While the police may become proficient at the tactical level, if you review police publications, there is little discussion about the role of these units. The publications are filled with different types of weapons and equipment, but never a discussion of how to justify, train and employ this level of force.

If you compare the development of the military with the police, you will see a transition in the military is now taking place for doctrine and training to function more effectively in the post cold war environment. While the military will continue to have tanks and artillery, it is now moving towards developing the capacity for peacekeeping and other civil military operations where alternatives to force are being developed. A debate is going on about how to best make the transition from conflict to stability and hopefully some form of democratic rule.

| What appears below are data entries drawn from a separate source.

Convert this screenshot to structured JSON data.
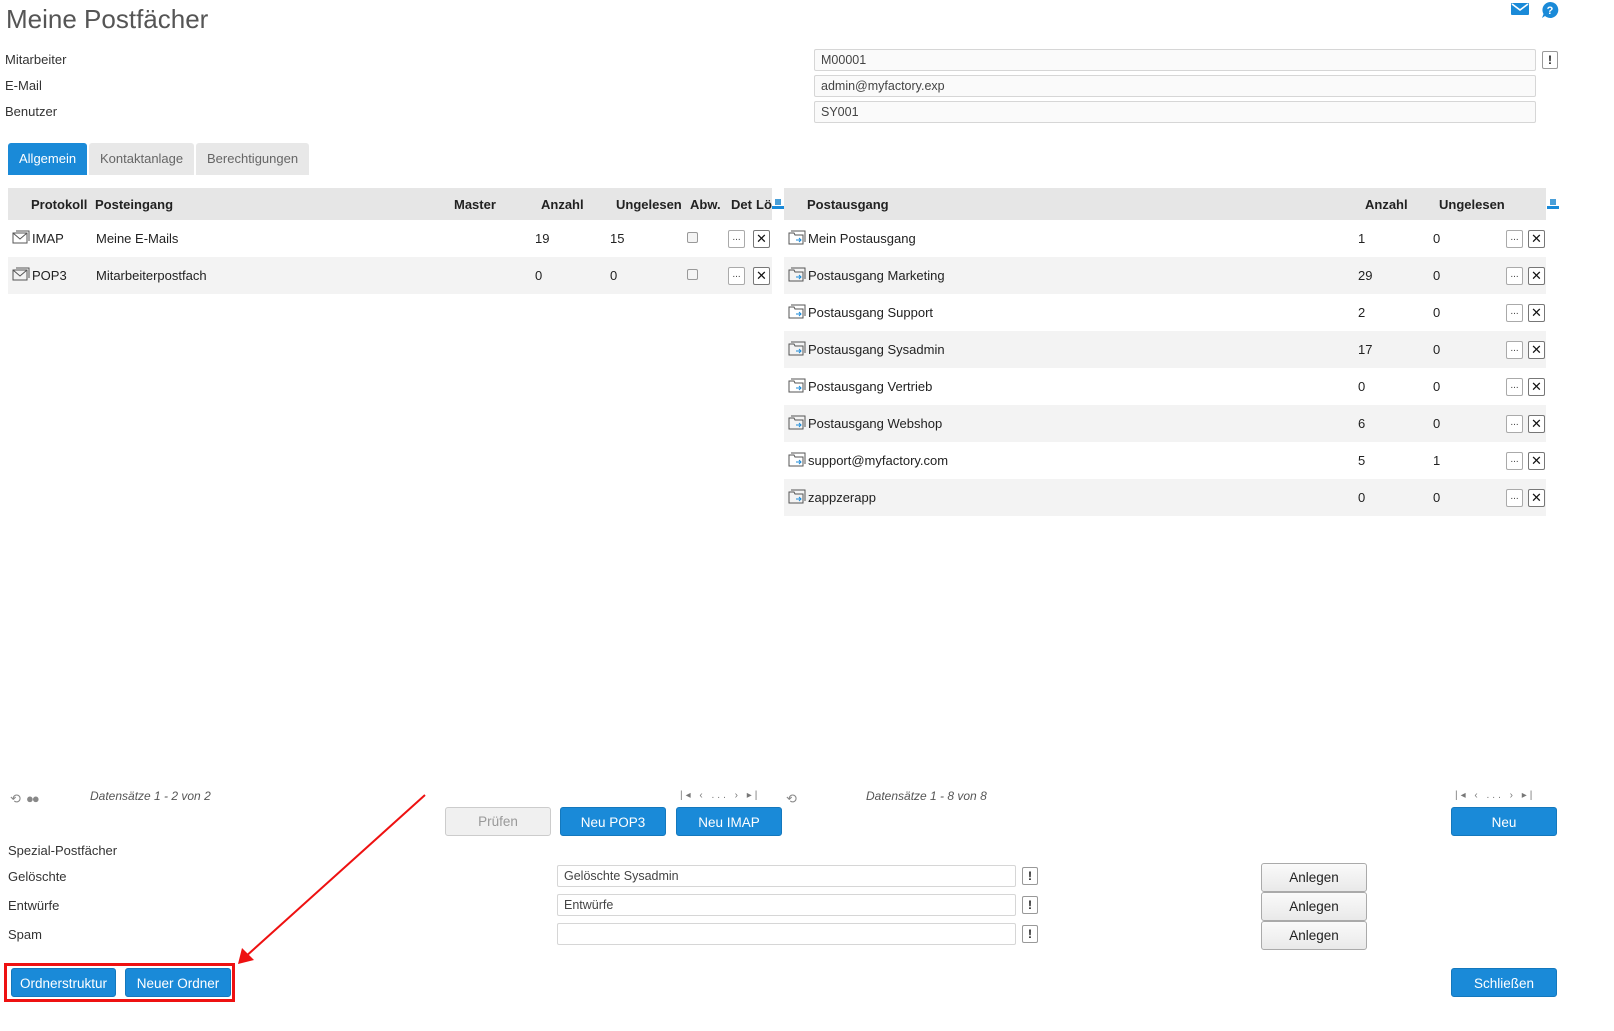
{
  "page": {
    "title": "Meine Postfächer"
  },
  "top_icons": [
    "mail-icon",
    "help-icon"
  ],
  "fields": {
    "mitarbeiter": {
      "label": "Mitarbeiter",
      "value": "M00001"
    },
    "email": {
      "label": "E-Mail",
      "value": "admin@myfactory.exp"
    },
    "benutzer": {
      "label": "Benutzer",
      "value": "SY001"
    }
  },
  "tabs": [
    {
      "label": "Allgemein",
      "active": true
    },
    {
      "label": "Kontaktanlage",
      "active": false
    },
    {
      "label": "Berechtigungen",
      "active": false
    }
  ],
  "inbox": {
    "headers": {
      "protokoll": "Protokoll",
      "posteingang": "Posteingang",
      "master": "Master",
      "anzahl": "Anzahl",
      "ungelesen": "Ungelesen",
      "abw": "Abw.",
      "det": "Det",
      "lo": "Lö"
    },
    "rows": [
      {
        "protokoll": "IMAP",
        "posteingang": "Meine E-Mails",
        "anzahl": "19",
        "ungelesen": "15",
        "abw": false
      },
      {
        "protokoll": "POP3",
        "posteingang": "Mitarbeiterpostfach",
        "anzahl": "0",
        "ungelesen": "0",
        "abw": false
      }
    ],
    "pager": {
      "info": "Datensätze 1 - 2 von 2",
      "ellipsis": "..."
    }
  },
  "outbox": {
    "headers": {
      "postausgang": "Postausgang",
      "anzahl": "Anzahl",
      "ungelesen": "Ungelesen"
    },
    "rows": [
      {
        "name": "Mein Postausgang",
        "anzahl": "1",
        "ungelesen": "0"
      },
      {
        "name": "Postausgang Marketing",
        "anzahl": "29",
        "ungelesen": "0"
      },
      {
        "name": "Postausgang Support",
        "anzahl": "2",
        "ungelesen": "0"
      },
      {
        "name": "Postausgang Sysadmin",
        "anzahl": "17",
        "ungelesen": "0"
      },
      {
        "name": "Postausgang Vertrieb",
        "anzahl": "0",
        "ungelesen": "0"
      },
      {
        "name": "Postausgang Webshop",
        "anzahl": "6",
        "ungelesen": "0"
      },
      {
        "name": "support@myfactory.com",
        "anzahl": "5",
        "ungelesen": "1"
      },
      {
        "name": "zappzerapp",
        "anzahl": "0",
        "ungelesen": "0"
      }
    ],
    "pager": {
      "info": "Datensätze 1 - 8 von 8",
      "ellipsis": "..."
    }
  },
  "row_buttons": {
    "details": "...",
    "delete": "✕"
  },
  "buttons": {
    "pruefen": "Prüfen",
    "neu_pop3": "Neu POP3",
    "neu_imap": "Neu IMAP",
    "neu": "Neu",
    "ordnerstruktur": "Ordnerstruktur",
    "neuer_ordner": "Neuer Ordner",
    "schliessen": "Schließen"
  },
  "spezial": {
    "heading": "Spezial-Postfächer",
    "items": [
      {
        "label": "Gelöschte",
        "value": "Gelöschte Sysadmin",
        "button": "Anlegen"
      },
      {
        "label": "Entwürfe",
        "value": "Entwürfe",
        "button": "Anlegen"
      },
      {
        "label": "Spam",
        "value": "",
        "button": "Anlegen"
      }
    ]
  },
  "colors": {
    "accent": "#1a8ad8",
    "highlight": "#ee1111"
  }
}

In contrast, we see the police becoming more heavily armed and more willing to use force. No public debate or research from the National Institute of Justice or other national level agency such as the FBI, appears forthcoming to determine what the appropriate level of this type of force is needed and the conditions under which it should be used.

This is an important point. Just as we’re militarizing the police, we’re also (in the words of Prof. Peter Kraska) “police-isizing” the military. Neither is a good idea. The military is trained and charged to blow stuff up and kill people. The police are trained and charged to “protect and serve,” or to protect us from harm while securing our rights. Lose sight of the difference between the two, and U.S. citizens get treated like citizens of enemy nations.

(*Michael Wiatrowski, Ph.D. is a retired Army Lieutenant Colonel who served as a Military Police, Military Intelligence and Civil Affairs Officer in Vietnam, Bosnia and Haiti. He is also a retired professor of criminal justice who has published in the area of democratic policing. With Dr. Nathan Pino, he is the coauthor of Democratic Policing in Transitional and Developing Countries to be published by Ashgate Press.)